PRINCETON, NJ -- The 62-cent increase in federal cigarette taxes going into effect Wednesday is nearly three times as likely to affect low-income Americans as it is to affect high-income Americans. That's because 34% of the lowest-income Americans smoke, compared with only 13% of those earning $90,000 or more per year.
The rate of adult smoking in the United States is, in fact, directly related to household income, dropping in linear fashion as income rises. Overall, 21% of American adults smoke.
These findings are based on more than 350,000 interviews with U.S. adults aged 18 and older in 2008, conducted as part of the Gallup-Healthways Well-Being Index.
A different way to look at this smoking-by-income data is that slightly more than half of today's smokers (53%) earn less than $36,000 per year -- making cigarette taxes highly regressive. Another 35% of smokers earn between $36,000 and $89,999 per year, while only 12% of all smokers make at least $90,000 annually.
Will the Financial Burden Lead to Cessation?
While the explicit purpose of the latest federal cigarette tax increase is to fund reauthorization and expansion of the federal Children's Health Insurance Program, anti-smoking advocates hope it will encourage many smokers to give up cigarettes. In addition to the public health benefits, this would ultimately save smokers money by sparing them the entire expense of cigarettes -- currently averaging about $5 per pack, though this varies widely across the country.
As Dr. Timothy Gardner, president of the American Heart Association, was recently quoted as saying, "Every time that the tax on tobacco goes up, the use of cigarettes goes down."

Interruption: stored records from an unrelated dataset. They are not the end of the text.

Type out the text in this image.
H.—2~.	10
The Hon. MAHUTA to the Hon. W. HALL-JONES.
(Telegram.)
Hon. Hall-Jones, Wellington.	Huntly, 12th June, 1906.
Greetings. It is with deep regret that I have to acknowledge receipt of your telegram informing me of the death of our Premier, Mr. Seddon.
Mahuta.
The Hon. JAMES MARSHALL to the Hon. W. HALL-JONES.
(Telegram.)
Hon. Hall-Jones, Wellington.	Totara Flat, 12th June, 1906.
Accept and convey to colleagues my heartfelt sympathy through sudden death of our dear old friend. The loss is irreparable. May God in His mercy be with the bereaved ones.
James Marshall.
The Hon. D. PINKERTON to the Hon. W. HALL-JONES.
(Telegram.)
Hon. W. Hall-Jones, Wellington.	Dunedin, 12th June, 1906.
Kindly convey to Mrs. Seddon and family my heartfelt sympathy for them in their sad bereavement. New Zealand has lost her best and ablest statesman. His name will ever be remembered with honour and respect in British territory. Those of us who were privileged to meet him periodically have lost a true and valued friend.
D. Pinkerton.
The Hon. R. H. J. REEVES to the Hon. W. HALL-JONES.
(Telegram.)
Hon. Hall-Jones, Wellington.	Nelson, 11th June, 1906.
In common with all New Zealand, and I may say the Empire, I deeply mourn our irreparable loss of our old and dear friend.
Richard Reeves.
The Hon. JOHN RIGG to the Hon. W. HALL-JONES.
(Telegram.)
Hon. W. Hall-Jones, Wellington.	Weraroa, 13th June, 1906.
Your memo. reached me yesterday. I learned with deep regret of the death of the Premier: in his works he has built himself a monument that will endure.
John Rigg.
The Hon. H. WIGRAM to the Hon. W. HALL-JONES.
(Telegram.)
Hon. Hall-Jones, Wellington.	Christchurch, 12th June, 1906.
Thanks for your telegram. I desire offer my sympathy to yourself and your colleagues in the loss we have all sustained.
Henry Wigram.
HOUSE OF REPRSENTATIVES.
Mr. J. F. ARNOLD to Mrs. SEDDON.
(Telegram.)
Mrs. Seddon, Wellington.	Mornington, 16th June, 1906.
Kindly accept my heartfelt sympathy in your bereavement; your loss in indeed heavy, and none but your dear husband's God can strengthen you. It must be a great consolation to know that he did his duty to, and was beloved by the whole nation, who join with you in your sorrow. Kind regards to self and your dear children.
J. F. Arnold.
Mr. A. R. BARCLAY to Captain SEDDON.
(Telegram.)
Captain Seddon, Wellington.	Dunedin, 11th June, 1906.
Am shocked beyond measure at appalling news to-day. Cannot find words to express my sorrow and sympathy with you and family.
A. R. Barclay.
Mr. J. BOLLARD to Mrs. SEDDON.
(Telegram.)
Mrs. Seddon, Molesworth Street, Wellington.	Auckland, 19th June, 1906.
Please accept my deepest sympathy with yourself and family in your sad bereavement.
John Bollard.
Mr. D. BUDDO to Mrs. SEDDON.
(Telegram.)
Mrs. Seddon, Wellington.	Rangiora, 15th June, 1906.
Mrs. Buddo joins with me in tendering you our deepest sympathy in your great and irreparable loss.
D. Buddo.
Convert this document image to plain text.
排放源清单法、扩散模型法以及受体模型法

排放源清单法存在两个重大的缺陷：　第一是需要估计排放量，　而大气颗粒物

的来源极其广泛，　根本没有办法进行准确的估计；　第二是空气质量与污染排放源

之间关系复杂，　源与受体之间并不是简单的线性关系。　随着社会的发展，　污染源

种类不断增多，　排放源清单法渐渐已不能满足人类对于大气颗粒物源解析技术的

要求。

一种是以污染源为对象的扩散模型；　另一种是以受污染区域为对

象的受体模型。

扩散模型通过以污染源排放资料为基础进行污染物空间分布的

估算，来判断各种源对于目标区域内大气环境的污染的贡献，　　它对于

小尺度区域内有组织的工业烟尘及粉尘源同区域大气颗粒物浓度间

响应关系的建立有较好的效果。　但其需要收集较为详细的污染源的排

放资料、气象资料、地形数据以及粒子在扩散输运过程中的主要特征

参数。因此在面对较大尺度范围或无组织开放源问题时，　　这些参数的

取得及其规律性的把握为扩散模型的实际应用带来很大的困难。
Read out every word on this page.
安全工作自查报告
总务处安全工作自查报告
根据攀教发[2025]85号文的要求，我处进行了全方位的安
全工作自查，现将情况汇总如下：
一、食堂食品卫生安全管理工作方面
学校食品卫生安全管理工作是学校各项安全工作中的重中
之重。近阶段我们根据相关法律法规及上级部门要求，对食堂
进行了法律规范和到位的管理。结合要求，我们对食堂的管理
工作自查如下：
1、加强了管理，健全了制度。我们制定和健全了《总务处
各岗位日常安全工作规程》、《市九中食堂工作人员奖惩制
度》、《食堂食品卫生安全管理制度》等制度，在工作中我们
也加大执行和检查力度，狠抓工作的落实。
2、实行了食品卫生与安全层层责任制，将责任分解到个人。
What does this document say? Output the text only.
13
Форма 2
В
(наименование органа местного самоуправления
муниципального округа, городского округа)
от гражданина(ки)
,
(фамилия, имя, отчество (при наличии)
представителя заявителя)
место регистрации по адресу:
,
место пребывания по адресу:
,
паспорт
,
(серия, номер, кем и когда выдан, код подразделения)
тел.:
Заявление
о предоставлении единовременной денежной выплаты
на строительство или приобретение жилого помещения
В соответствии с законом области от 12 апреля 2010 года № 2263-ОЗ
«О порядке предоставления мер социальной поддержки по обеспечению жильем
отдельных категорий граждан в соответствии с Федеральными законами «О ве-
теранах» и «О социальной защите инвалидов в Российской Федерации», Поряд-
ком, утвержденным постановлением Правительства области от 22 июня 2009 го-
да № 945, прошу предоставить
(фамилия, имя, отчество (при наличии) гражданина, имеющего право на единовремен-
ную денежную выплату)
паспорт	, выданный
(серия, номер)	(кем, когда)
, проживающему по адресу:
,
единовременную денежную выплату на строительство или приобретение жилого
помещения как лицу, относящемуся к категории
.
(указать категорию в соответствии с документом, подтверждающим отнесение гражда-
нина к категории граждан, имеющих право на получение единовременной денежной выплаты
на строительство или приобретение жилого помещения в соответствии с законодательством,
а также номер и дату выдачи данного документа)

How much will the new 62-cent federal surtax on cigarettes add to the financial pressure that lower-income smokers already feel? It's unclear; however, more than 6 in 10 smokers at the lowest income level tell Gallup they worried about money "yesterday." The rate of financial worry remains fairly high through those making $59,999 per year, but then falls to just over a third among those making $60,000 or more.
In other words, low-income smokers are already highly anxious about money; it's conceivable that the additional cost for a pack of cigarettes could push them into quitting.
Still, for most smokers, the annual cost of this tax increase isn't enormous. According to Gallup's 2008 Consumption Survey, most smokers (61%) smoke less than a pack of cigarettes per day. Another 30% smoke about one pack, while only 6% admit to smoking more than a pack a day.
On this basis, for 9 in 10 smokers, the total added expense of the new cigarette tax will be no more than 62 cents per day, or about $225 per year. Heavy smokers will find the tax increase more onerous, but they may also be the most resistant to quitting at any price.
Other Smoking Patterns
Beyond the income distinctions, smoking is more prevalent among men than among women (23% vs. 19%), and among younger and middle-aged adults than among seniors.
The accompanying graph shows the percentage of smokers by age for 18- to 29-year-olds and then for subsequent 10-year age groups, depicting a clear decline in the rate of smoking starting at about age 60.
Smoking varies only slightly by region of the country, with the highest rates seen in the East Central/Great Lakes states, as well as in the Southeast. The lowest rates are seen in the Pacific and Rocky Mountain states, followed by New England.
In line with the distinctions by income, smoking is most common among those with little to no college education, and is far less prevalent among those with an undergraduate or graduate degree.
From the Gallup-Healthways smoking data reviewed here, it's clear the new 62-cent federal tax increase on a pack of cigarettes will have a disproportionately heavy financial impact on lower-income Americans. However, lower-income Americans are also highly worried about money right now, suggesting some might quit smoking over the rising cost. That would result in both financial and health benefits for those who quit.
Although President Obama signed the new cigarette tax increase into law in February, many Americans are probably becoming aware of it only this week, just as the tax goes into effect. Even if the new tax does come as a surprise, the general public may not be highly upset by it. Most Americans don't smoke, and the last time Gallup asked Americans explicitly about cigarette taxes, in 2005, only a third thought they were too high. Another third said they were about right, while 25% said they were too low. At the same time, about half said cigarette taxes should be raised to help discourage smoking.
Results are based on telephone interviews with 354,800 national adults, aged 18 and older, conducted between Jan. 2, 2008 and Dec. 29, 2008, as part of the Gallup-Healthways Well-Being Index. For results based on the total sample of national adults, one can say with 95% confidence that the maximum margin of sampling error is less than ±1 percentage point.
Interviews are conducted with respondents on land-line telephones (for respondents with a land-line telephone) and cellular phones (for respondents who are cell-phone only).
In addition to sampling error, question wording and practical difficulties in conducting surveys can introduce error or bias into the findings of public opinion polls.